With 81 percent of precincts reporting, Mitt Romney had doubled Newt's total in Delaware. Newt, at the very least, managed to best Ron Paul, who didn't compete in Delaware. That left Gingrich to venture out in front of supporters to discuss another dispiriting evening at the polls. As Benjy Sarlin of TPM summed up, it was "a rambling speech on student loans [and] gay marriage." Whatever inclination the cable news networks may have had in listening to Gingrich talk -- and for their purposes, they may as well have done, as Gingrich's loss in Delaware has made tonight one long anti-climactic drive with nothing to talk about -- was eliminated when Romney grabbed the mic at his own rally, bent on making tonight his de facto nomination acceptance, and took the cable news eyeballs for himself.

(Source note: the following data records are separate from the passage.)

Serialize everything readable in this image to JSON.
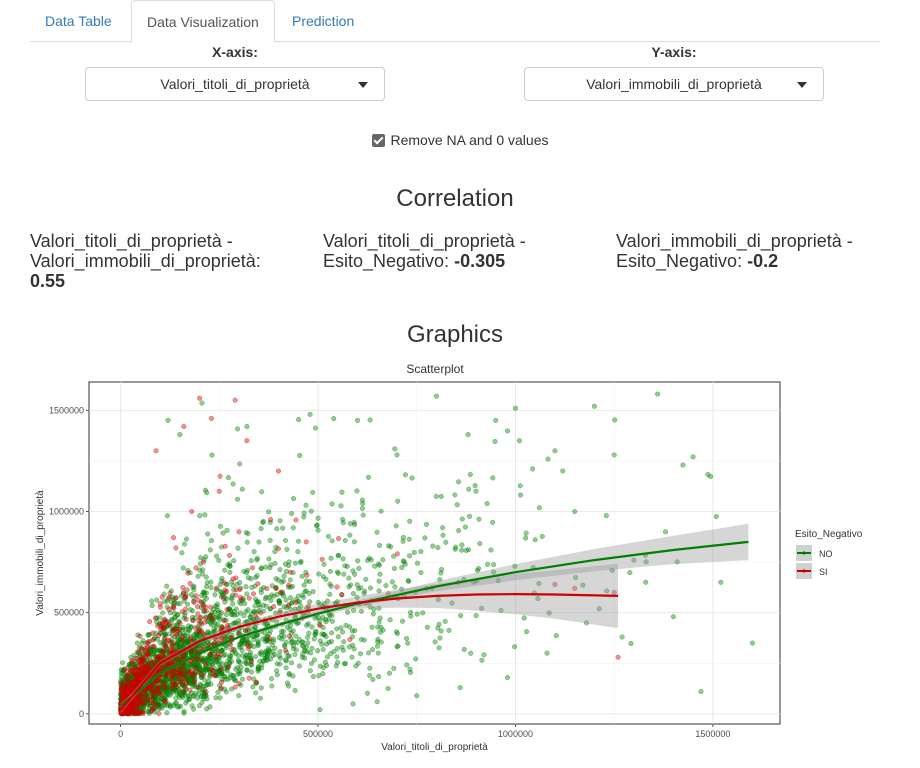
{
  "tabs": [
    {
      "label": "Data Table"
    },
    {
      "label": "Data Visualization"
    },
    {
      "label": "Prediction"
    }
  ],
  "controls": {
    "x_axis_label": "X-axis:",
    "y_axis_label": "Y-axis:",
    "x_axis_value": "Valori_titoli_di_proprietà",
    "y_axis_value": "Valori_immobili_di_proprietà",
    "remove_na_label": "Remove NA and 0 values",
    "remove_na_checked": true
  },
  "correlation": {
    "title": "Correlation",
    "items": [
      {
        "pair": "Valori_titoli_di_proprietà - Valori_immobili_di_proprietà:",
        "value": "0.55"
      },
      {
        "pair": "Valori_titoli_di_proprietà - Esito_Negativo:",
        "value": "-0.305"
      },
      {
        "pair": "Valori_immobili_di_proprietà - Esito_Negativo:",
        "value": "-0.2"
      }
    ]
  },
  "graphics": {
    "title": "Graphics"
  },
  "chart_data": {
    "type": "scatter",
    "title": "Scatterplot",
    "xlabel": "Valori_titoli_di_proprietà",
    "ylabel": "Valori_immobili_di_proprietà",
    "xlim": [
      -80000,
      1670000
    ],
    "ylim": [
      -50000,
      1640000
    ],
    "x_ticks": [
      0,
      500000,
      1000000,
      1500000
    ],
    "x_tick_labels": [
      "0",
      "500000",
      "1000000",
      "1500000"
    ],
    "y_ticks": [
      0,
      500000,
      1000000,
      1500000
    ],
    "y_tick_labels": [
      "0",
      "500000",
      "1000000",
      "1500000"
    ],
    "grid": true,
    "legend": {
      "title": "Esito_Negativo",
      "placement": "right"
    },
    "series": [
      {
        "name": "NO",
        "color": "#008000",
        "smooth": {
          "x": [
            0,
            100000,
            200000,
            300000,
            400000,
            500000,
            600000,
            800000,
            1000000,
            1200000,
            1400000,
            1590000
          ],
          "y": [
            40000,
            200000,
            300000,
            380000,
            440000,
            495000,
            545000,
            630000,
            700000,
            760000,
            810000,
            850000
          ],
          "band_halfwidth": [
            15000,
            8000,
            8000,
            9000,
            10000,
            12000,
            15000,
            25000,
            40000,
            55000,
            70000,
            90000
          ]
        },
        "points": [
          [
            1000000,
            1510000
          ],
          [
            950000,
            1450000
          ],
          [
            1200000,
            1520000
          ],
          [
            1360000,
            1580000
          ],
          [
            800000,
            1570000
          ],
          [
            1100000,
            1300000
          ],
          [
            1250000,
            1280000
          ],
          [
            1450000,
            1270000
          ],
          [
            1600000,
            350000
          ],
          [
            1470000,
            110000
          ],
          [
            1380000,
            900000
          ],
          [
            1300000,
            760000
          ],
          [
            1520000,
            650000
          ],
          [
            1400000,
            480000
          ],
          [
            1270000,
            380000
          ],
          [
            1150000,
            1000000
          ],
          [
            1050000,
            860000
          ],
          [
            900000,
            1100000
          ],
          [
            700000,
            1280000
          ],
          [
            600000,
            1450000
          ],
          [
            480000,
            1480000
          ],
          [
            320000,
            1420000
          ],
          [
            120000,
            1450000
          ],
          [
            150000,
            1380000
          ],
          [
            1230000,
            980000
          ],
          [
            1330000,
            650000
          ],
          [
            1180000,
            450000
          ],
          [
            1080000,
            300000
          ],
          [
            980000,
            180000
          ],
          [
            860000,
            130000
          ],
          [
            750000,
            90000
          ],
          [
            650000,
            60000
          ],
          [
            1120000,
            1200000
          ],
          [
            1010000,
            1350000
          ],
          [
            880000,
            1380000
          ]
        ]
      },
      {
        "name": "SI",
        "color": "#cc0000",
        "smooth": {
          "x": [
            0,
            100000,
            200000,
            300000,
            400000,
            500000,
            600000,
            700000,
            800000,
            900000,
            1000000,
            1100000,
            1260000
          ],
          "y": [
            20000,
            250000,
            360000,
            430000,
            480000,
            520000,
            550000,
            570000,
            583000,
            590000,
            592000,
            590000,
            583000
          ],
          "band_halfwidth": [
            20000,
            15000,
            15000,
            18000,
            20000,
            25000,
            30000,
            45000,
            60000,
            80000,
            100000,
            120000,
            160000
          ]
        },
        "points": [
          [
            200000,
            1560000
          ],
          [
            290000,
            1550000
          ],
          [
            160000,
            1420000
          ],
          [
            230000,
            1460000
          ],
          [
            250000,
            1100000
          ],
          [
            180000,
            1000000
          ],
          [
            320000,
            1350000
          ],
          [
            90000,
            1300000
          ],
          [
            300000,
            900000
          ],
          [
            400000,
            1200000
          ],
          [
            210000,
            750000
          ],
          [
            140000,
            820000
          ],
          [
            380000,
            960000
          ],
          [
            470000,
            850000
          ],
          [
            1250000,
            600000
          ],
          [
            1260000,
            280000
          ],
          [
            560000,
            590000
          ],
          [
            430000,
            700000
          ],
          [
            1100000,
            640000
          ],
          [
            1150000,
            620000
          ]
        ]
      }
    ]
  }
}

And that's about it. Is Newt staying in? Earlier, his campaign said that a second-place finish -- despite earning Gingrich a hot sack of nothing at all -- was the standard for continuing in the race. Gingrich doesn't have much hope of winning the delegate race. His goal is to get to the convention and bring havoc with him. But as I noted earlier, he still needs to clear a benchmark -- five popular vote wins in the state primaries -- to receive the convention participation privileges he needs to manufacture whatever nonsense he's got planned.

You can look ahead at the coming primaries and see some opportunities for Newt. The basic model for beating Romney is exploiting his weakness with evangelical voters in states where those voters form significant populations. Ahead of Gingrich on the road are North Carolina, Arkansas, Kentucky and Texas. In ordinary circumstances, you wouldn't be thought a fool for believing that Gingrich could compete in those states.

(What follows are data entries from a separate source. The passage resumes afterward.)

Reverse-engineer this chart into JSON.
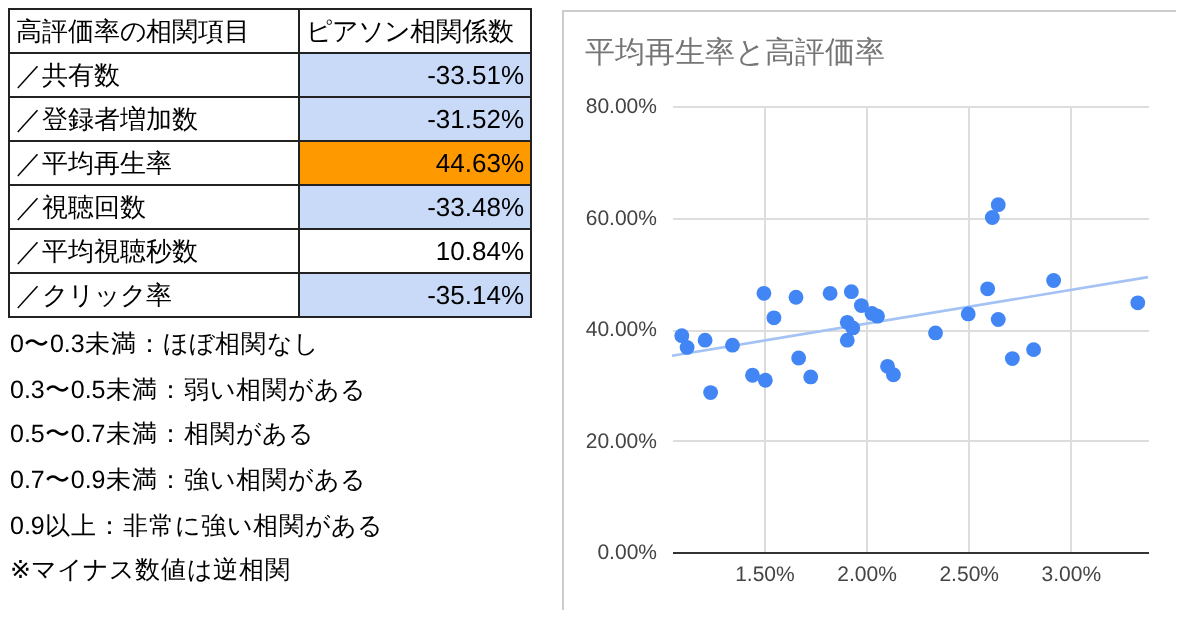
{
  "chart_data": [
    {
      "type": "other",
      "annotations": [
        "高評価率の相関項目",
        "ピアソン相関係数",
        "／共有数",
        "-33.51%",
        "／登録者増加数",
        "-31.52%",
        "／平均再生率",
        "44.63%",
        "／視聴回数",
        "-33.48%",
        "／平均視聴秒数",
        "10.84%",
        "／クリック率",
        "-35.14%",
        "0〜0.3未満：ほぼ相関なし",
        "0.3〜0.5未満：弱い相関がある",
        "0.5〜0.7未満：相関がある",
        "0.7〜0.9未満：強い相関がある",
        "0.9以上：非常に強い相関がある",
        "※マイナス数値は逆相関"
      ],
      "colors": [
        "#c9daf8",
        "#c9daf8",
        "#ff9900",
        "#c9daf8",
        "#ffffff",
        "#c9daf8"
      ]
    },
    {
      "type": "scatter",
      "title": "平均再生率と高評価率",
      "xlim": [
        1.05,
        3.38
      ],
      "xticks": [
        {
          "value": 1.5,
          "label": "1.50%"
        },
        {
          "value": 2,
          "label": "2.00%"
        },
        {
          "value": 2.5,
          "label": "2.50%"
        },
        {
          "value": 3,
          "label": "3.00%"
        }
      ],
      "ylim": [
        0,
        80
      ],
      "yticks": [
        {
          "value": 0,
          "label": "0.00%"
        },
        {
          "value": 20,
          "label": "20.00%"
        },
        {
          "value": 40,
          "label": "40.00%"
        },
        {
          "value": 60,
          "label": "60.00%"
        },
        {
          "value": 80,
          "label": "80.00%"
        }
      ],
      "grid": true,
      "series": [
        {
          "type": "scatter",
          "marker": "circle",
          "color": "#4285f4",
          "x": [
            1.098,
            1.124,
            1.212,
            1.239,
            1.346,
            1.444,
            1.5,
            1.507,
            1.549,
            1.657,
            1.67,
            1.729,
            1.824,
            1.908,
            1.908,
            1.928,
            1.935,
            1.977,
            2.029,
            2.056,
            2.105,
            2.134,
            2.34,
            2.5,
            2.595,
            2.618,
            2.647,
            2.647,
            2.716,
            2.82,
            2.918,
            3.33
          ],
          "values": [
            38.8,
            36.7,
            38.0,
            28.6,
            37.1,
            31.7,
            46.4,
            30.8,
            42.0,
            45.7,
            34.8,
            31.4,
            46.4,
            41.2,
            38.0,
            46.7,
            40.2,
            44.2,
            42.8,
            42.3,
            33.3,
            31.8,
            39.3,
            42.7,
            47.2,
            60.0,
            62.3,
            41.7,
            34.7,
            36.3,
            48.7,
            44.7
          ]
        },
        {
          "type": "line",
          "marker": "none",
          "color": "#a4c2f4",
          "x": [
            1.05,
            3.38
          ],
          "values": [
            35.2,
            49.3
          ]
        }
      ]
    }
  ]
}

But Gingrich's attraction to Delaware, which doesn't particularly share a voter profile favorable to Gingrich in a matchup with Romney, is revealing. It's a small state that's easy to traverse -- the ideal place for a stripped-down campaign that's $4.5 million in debt to operate. If Gingrich could have picked it up on the cheap, it would have been a great boon to his efforts. As it didn't play out that way, he's got a harder road ahead that's going to require him to spend considerably more to get to the five state benchmark. (Austin Cassidy at Uncovered Politics reports today that Gingrich is within 10 points of Romney, "putting him within striking distance." We'll see.)

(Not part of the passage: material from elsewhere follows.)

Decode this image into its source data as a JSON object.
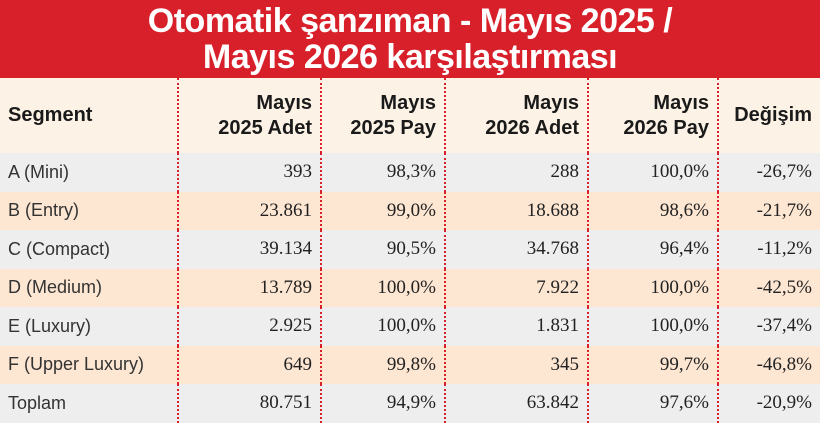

So will Gingrich drop out of the race after tonight, or at the very least enter some period of "reassessment?" It's probably too soon to know that for sure. For what it's worth, CNN's Steve Brusk reports that Gingrich ended his speech by "saying he wants to be clear to the media: he will be at all 23 events in North Carolina this week." So it appears that Newt Gingrich will press onward, scorned and covered with scars, looking for windmills at which to tilt.

UPDATE: Per CBS News: "Newt Gingrich says he plans to finish a week of campaigning in North Carolina but acknowledges that he needs to look realistically at where it stands."